Una venta centenaria que sigue resonando

En 1917, en plena Primera Guerra Mundial, Washington decidió adquirir el archipiélago caribeño de las Islas Vírgenes a Dinamarca. El precio pactado fue de 25 millones de dólares en oro, una cifra que, en aquel momento, representaba una inversión estratégica para asegurar rutas marítimas y evitar que potencias enemigas pudieran establecer bases cercanas a la costa estadounidense.

El contexto bélico y la temeridad alemana

El temor de que Alemania, a través de la invasión de Dinamarca, pudiera controlar el puerto de Saint Thomas y emplear submarinos para hostigar el tráfico naval del Atlántico motivó a Woodrow Wilson a pulsar por una presencia reforzada en el Caribe. La reciente apertura del Canal de Panamá había incrementado la relevancia del área, y la compra de las islas se convirtió en una pieza clave del sistema defensivo de EE. UU.

Un acuerdo con cláusula ártica

El tratado incluía una condición poco conocida: Estados Unidos aceptó no disputar la soberanía danesa sobre Groenlandia. De este modo, mientras Washington reforzaba su seguridad en el sur, Dinamarca mantenía libre maniobra para consolidar su posición en el Ártico.

El legado del pacto en la agenda actual

Cuatro décadas después, la referencia a esta compra vuelve a aparecer en los debates internacionales. En 2026, figuras como Donald Trump han reivindicado el derecho de EE. UU a intervenir en Groenlandia, argumentando que la histórica transacción otorga una "legitimidad" para cuestionar el dominio danés. El discurso, encarnado en la retórica de la seguridad nacional, pretende justificar un posible control geográfico basado en recursos, rutas marítimas y posición estratégica.

Por qué Groenlandia vuelve al foco

El iceberg ártico alberga recursos minerales, potencial energético y rutas de navegación cada vez más accesibles por el deshielo.
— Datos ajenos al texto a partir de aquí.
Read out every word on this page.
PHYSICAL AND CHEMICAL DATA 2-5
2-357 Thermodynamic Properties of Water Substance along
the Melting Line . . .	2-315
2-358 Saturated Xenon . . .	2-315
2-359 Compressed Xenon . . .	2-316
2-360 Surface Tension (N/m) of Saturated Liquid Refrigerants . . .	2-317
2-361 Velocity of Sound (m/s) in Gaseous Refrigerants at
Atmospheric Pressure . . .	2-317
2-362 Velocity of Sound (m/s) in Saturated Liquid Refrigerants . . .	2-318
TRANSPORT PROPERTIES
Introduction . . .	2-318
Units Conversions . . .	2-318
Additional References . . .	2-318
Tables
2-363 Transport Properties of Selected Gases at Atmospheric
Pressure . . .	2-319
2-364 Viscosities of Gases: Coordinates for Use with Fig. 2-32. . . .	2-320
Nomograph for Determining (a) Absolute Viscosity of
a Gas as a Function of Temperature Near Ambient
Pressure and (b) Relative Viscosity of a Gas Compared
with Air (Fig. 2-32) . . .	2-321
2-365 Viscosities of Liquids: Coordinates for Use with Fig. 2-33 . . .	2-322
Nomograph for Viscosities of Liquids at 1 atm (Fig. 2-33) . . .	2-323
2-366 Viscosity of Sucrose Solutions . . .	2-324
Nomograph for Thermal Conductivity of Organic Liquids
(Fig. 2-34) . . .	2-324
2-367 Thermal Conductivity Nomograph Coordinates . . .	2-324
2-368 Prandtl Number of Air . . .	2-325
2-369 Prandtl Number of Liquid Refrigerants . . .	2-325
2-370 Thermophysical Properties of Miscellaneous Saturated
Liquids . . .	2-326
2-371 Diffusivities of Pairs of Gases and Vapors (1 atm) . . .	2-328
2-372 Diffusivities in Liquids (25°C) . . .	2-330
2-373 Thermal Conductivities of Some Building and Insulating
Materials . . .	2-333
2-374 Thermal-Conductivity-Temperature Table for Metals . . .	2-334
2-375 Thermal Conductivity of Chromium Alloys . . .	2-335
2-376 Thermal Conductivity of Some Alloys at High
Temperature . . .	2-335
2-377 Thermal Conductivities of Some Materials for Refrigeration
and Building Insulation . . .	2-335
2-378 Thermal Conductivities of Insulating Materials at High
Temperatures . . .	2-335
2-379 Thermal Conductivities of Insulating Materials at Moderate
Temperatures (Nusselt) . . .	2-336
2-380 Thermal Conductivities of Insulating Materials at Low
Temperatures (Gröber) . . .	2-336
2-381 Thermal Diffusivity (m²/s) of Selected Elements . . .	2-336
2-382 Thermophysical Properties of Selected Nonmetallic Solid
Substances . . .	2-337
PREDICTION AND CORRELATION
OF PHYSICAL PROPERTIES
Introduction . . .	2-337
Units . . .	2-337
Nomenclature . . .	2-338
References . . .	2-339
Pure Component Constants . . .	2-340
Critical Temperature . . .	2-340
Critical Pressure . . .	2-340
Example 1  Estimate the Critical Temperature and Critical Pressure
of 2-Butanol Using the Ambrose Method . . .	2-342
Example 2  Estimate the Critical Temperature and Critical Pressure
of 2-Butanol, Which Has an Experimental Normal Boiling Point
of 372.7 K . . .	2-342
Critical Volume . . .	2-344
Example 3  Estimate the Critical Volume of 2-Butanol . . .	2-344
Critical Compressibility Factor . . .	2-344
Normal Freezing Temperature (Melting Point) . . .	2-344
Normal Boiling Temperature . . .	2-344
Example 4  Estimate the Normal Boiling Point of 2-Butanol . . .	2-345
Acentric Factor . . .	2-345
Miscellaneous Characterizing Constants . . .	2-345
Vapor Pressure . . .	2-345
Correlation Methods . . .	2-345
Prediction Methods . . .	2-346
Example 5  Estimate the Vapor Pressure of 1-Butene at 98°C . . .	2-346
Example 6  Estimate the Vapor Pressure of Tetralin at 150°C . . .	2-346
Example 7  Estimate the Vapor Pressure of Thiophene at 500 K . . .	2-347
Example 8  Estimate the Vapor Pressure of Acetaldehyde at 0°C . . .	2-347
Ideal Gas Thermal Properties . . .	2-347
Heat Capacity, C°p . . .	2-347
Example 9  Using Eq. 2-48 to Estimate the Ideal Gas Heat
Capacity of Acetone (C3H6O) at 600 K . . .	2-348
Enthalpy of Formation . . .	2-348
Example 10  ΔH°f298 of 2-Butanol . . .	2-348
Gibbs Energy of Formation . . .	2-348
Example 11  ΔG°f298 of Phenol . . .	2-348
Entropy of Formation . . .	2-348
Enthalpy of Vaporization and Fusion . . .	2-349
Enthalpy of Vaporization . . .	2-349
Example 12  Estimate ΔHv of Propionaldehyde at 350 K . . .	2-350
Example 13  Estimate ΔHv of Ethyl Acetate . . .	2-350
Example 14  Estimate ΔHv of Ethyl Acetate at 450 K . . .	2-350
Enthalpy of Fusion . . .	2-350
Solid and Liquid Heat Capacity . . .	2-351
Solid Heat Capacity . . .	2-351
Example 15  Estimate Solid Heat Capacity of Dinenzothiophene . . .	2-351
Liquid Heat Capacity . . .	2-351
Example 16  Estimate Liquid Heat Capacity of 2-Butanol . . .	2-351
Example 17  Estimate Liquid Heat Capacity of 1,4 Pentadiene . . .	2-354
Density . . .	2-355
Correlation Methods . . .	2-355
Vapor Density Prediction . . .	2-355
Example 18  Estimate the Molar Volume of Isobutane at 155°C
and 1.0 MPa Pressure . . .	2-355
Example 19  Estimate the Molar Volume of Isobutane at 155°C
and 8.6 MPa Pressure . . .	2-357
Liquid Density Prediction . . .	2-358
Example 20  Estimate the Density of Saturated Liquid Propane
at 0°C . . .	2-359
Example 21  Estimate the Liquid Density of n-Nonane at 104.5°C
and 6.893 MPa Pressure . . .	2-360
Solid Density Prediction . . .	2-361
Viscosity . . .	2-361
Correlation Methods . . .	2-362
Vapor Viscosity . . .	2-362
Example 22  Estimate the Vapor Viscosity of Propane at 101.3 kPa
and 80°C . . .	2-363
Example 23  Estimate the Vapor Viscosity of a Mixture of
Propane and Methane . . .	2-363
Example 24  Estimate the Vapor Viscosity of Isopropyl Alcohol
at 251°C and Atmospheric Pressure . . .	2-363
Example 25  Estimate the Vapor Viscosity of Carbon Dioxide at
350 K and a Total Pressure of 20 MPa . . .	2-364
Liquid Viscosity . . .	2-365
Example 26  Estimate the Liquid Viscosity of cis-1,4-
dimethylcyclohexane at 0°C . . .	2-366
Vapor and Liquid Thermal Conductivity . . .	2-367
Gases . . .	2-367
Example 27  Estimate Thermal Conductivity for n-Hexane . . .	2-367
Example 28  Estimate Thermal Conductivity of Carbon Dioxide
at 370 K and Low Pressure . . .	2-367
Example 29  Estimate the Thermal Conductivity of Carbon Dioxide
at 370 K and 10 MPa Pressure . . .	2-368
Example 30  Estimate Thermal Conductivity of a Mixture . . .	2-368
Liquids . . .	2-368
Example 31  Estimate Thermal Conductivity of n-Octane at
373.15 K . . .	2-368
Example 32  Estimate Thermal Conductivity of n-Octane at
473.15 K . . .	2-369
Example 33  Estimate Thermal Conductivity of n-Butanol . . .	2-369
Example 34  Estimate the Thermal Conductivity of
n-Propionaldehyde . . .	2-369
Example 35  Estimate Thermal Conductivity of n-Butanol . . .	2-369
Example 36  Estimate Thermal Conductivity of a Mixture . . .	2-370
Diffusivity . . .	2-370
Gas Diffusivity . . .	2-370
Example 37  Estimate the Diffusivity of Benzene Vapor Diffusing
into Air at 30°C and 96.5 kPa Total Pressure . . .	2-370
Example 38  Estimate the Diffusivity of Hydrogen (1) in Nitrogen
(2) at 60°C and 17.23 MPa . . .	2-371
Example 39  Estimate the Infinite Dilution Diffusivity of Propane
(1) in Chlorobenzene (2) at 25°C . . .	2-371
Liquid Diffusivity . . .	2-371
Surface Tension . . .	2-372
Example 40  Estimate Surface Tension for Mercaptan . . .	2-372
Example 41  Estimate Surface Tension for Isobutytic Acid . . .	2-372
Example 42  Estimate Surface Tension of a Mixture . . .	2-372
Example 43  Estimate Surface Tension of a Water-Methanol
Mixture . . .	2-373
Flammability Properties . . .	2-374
Además, la región ha adquirido una dimensión militar, con potencias como Rusia y China mostrando interés en establecer bases o acuerdos de cooperación. Por ello, el archipiélago caribeño de 1917 se menciona como precedente de una política estadounidense que busca anticiparse a movimientos geopolíticos.

Lecciones de una venta centenaria

El episodio demuestra cómo una decisión tomada bajo la presión de una guerra mundial puede trascender generaciones, influyendo en la percepción de derechos territoriales y en la lógica de poder. La cláusula sobre Groenlandia, aunque silenciosa en su momento, se ha convertido en un punto de referencia para quienes pretenden reactivar viejas ambiciones estratégicas.